Douglas’s findings were reported soon after in the leading British medical journal The Lancet under the headline ‘Apomorphine As A Hypnotic’, ‘There is no hypnotic so prompt, so safe and so sure.’ (4) Their positive write up endorses Douglas’s “definite results” describing apomorphine’s ability to produce sleep in a few minutes even when the patient is experiencing the “wildest” delirium (tremens). They concluded by recommending a trial.

In 1906 Douglas opened his own sanatorium in Dorchester, a prosperous small town just south of Boston. Catering to alcohol and morphine addicts it had twenty beds. Applicants were encouraged to read his published articles for details on his treatment methods. Advertised and reported on in the local press as ‘The Douglas Sanatorium’ the fine, three storied, mansion was situated conveniently near a railway station. Facilities for patients included a billiard table, bowling alley and a wide veranda.

Despite Douglas’s enthusiasm for apomorphine he was unable to convince the medical establishment to adopt it as a remedy for either delirium tremens or craving.

The drug’s name “apomorphine” was unhelpful. Although non-addictive it was perceived as being addictive like morphine. Many medicinal cures for alcoholism contained morphine, opium and cocaine and from 1906 there would be attempts to clamp down on the widespread use of these addictive substances by introducing labeling. A well-known “cure” of the period: Keeley Double Chloride of Gold, was lambasted by the press, the medical profession and the temperance movement for including “harmful” drugs of which apomorphine was one. (5)

In 1910 Douglas gave an address to The American Medical Society for the Study of Alcohol and Narcotics. He suggested to members that the slow take up of apomorphine was due to the misunderstanding of its effects and its misrepresentation by the medical profession. His remedy was for more accurate reporting on its benefits.(6)

Perhaps the greatest blow to Douglas’s ambitions and the fortunes of apomorphine was the passing of the Harrison Narcotics Tax Act in 1914.(7) It brought about the regulation of all aspects of the opiate industry. This was to impact on the availability and cost of apomorphine and its credibility as a legitimate non-addictive cure for addiction. Three years later in 1917, with addiction considered a moral weakness rather than a disease by law enforcers, all doctors were barred from prescribing opiates to addicts. In 1920, with the introduction of prohibition, sanatoriums that relied on the patronage of alcoholics closed.

It’s not known when Douglas died but the sanatorium that bore his name was demolished in 1940 to make way for a new much larger nursing home still in existence today.

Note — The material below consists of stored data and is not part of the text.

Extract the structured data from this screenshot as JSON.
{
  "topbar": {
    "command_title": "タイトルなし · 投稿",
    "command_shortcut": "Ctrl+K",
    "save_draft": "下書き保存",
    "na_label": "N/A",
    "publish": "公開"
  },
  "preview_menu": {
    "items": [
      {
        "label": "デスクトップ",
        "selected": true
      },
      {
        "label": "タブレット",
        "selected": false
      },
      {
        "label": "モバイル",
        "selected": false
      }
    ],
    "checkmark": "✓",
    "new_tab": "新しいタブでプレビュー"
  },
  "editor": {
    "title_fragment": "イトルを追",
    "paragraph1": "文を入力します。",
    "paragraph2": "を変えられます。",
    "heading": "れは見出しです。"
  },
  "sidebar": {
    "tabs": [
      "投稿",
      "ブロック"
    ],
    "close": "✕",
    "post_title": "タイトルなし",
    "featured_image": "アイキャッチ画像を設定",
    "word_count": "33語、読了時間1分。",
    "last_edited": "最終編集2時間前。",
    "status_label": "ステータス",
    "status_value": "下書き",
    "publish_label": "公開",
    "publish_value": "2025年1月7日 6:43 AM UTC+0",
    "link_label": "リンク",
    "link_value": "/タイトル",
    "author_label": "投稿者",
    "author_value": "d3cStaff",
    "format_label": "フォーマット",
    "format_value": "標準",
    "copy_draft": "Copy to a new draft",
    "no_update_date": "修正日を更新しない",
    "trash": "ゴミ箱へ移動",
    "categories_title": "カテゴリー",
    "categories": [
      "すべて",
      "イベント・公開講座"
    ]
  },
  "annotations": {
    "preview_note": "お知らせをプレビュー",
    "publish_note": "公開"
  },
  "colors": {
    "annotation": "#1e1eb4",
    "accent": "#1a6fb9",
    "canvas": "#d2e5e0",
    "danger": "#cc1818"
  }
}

Apomorphine to treat alcoholism reappeared in the United states from 1935 as the drug of choice in aversion therapy. A purposefully unpleasant experience it involved the patient drinking alcohol followed by an injection of apomorphine to induce vomiting. This procedure was repeated until the smell, taste and even the thought of alcohol made the patient nauseous. (8)

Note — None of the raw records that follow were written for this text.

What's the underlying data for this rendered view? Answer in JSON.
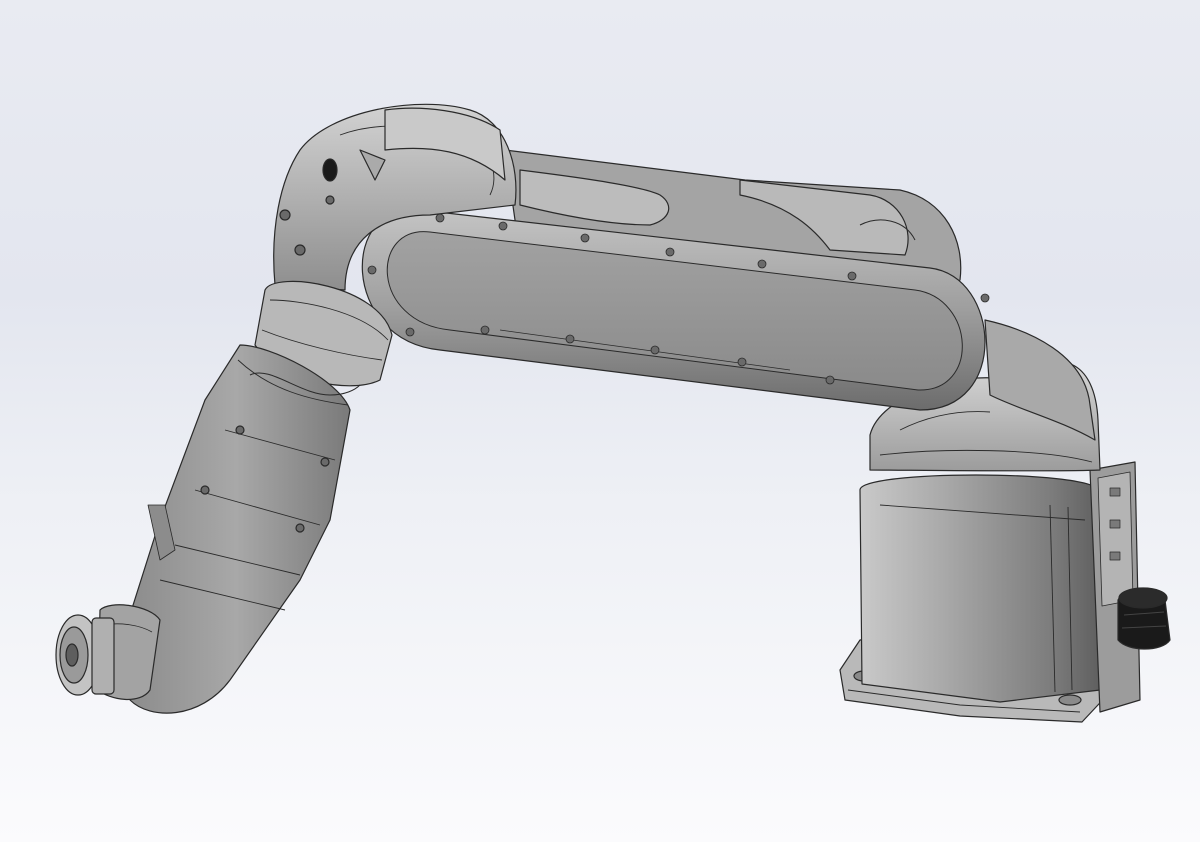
{
  "viewport": {
    "background_top": "#e3e6ef",
    "background_bottom": "#fbfbfd"
  },
  "model": {
    "body_color": "#9a9a9a",
    "highlight_color": "#d6d6d6",
    "shadow_color": "#5e5e5e",
    "edge_color": "#2a2a2a",
    "connector_color": "#151515"
  },
  "icons": [
    "flange-icon",
    "connector-icon"
  ]
}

It wasn’t until the 1940s when the British Doctor John Yerbury Dent discovered that a low non- emetic dose of apomorphine effectively reduced craving that Douglas’s significant findings were rediscovered and referenced. (9)

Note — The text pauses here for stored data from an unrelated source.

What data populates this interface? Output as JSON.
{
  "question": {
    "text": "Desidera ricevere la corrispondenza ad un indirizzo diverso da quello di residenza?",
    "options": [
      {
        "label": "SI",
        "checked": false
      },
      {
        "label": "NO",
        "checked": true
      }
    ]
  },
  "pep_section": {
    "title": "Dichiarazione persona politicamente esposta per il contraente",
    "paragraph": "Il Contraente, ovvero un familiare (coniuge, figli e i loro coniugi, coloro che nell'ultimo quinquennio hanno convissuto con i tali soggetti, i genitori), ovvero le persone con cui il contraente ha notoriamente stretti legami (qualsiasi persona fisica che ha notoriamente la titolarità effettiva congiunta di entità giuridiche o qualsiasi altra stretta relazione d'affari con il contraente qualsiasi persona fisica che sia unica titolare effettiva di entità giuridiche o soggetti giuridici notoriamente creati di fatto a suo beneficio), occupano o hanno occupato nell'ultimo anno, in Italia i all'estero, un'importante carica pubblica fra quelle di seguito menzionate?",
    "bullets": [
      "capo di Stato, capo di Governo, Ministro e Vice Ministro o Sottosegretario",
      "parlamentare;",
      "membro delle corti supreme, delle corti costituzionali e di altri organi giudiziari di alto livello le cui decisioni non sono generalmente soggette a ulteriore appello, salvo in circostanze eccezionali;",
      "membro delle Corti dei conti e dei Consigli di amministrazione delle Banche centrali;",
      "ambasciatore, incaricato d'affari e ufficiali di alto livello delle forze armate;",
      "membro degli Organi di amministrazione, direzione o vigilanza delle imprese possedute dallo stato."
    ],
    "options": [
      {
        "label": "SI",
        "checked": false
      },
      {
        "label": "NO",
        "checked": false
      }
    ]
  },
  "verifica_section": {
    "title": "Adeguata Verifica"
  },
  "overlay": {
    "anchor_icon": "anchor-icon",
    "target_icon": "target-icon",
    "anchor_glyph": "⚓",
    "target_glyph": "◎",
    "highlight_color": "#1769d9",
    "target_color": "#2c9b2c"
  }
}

The Charles J. Douglas Sanatorium
The Charles J. Douglas Sanatorium


  1. The Addiction-Disease Concept: Its Rise and Fall in the 19th Century. William W.White.
  2. Alcoholism, Charles J.Douglas, MD, New York Medical Journal. 28.10.1899. p.6267.
  3. Apomorphine in Acute Alcoholic Delirium. J.Edward Tompkins M.D. Medical Record. 55.56 Jan – Jun, 1899.
  4. Apomorphine As A Hypnotic, The Lancet, April 14. 1900. P. 1083.
  5. Slaying The Dragon. The History of Addiction Treatment and Recovery in America. William W.White.
  6. The Sanatorium Treatment Of Alcoholism. Charles J. Douglas, The Medical Times, June 1910. P.172.
  7. The Consumers Union Report on Licit and Illicit Drugs, Chapter 8. The Harrison Narcotic Act (1914) by Edward M. Brecher and the Editors of Consumer Reports Magazine, 1972
  8. Aversion Treatment for Alcoholism Some Reminiscences. Frederick Lamer. MD. British Journal of Addiction, 1987, 257, 258.
  9. Czech Lecture John Yerbury Dent. 1958. Dent family archive.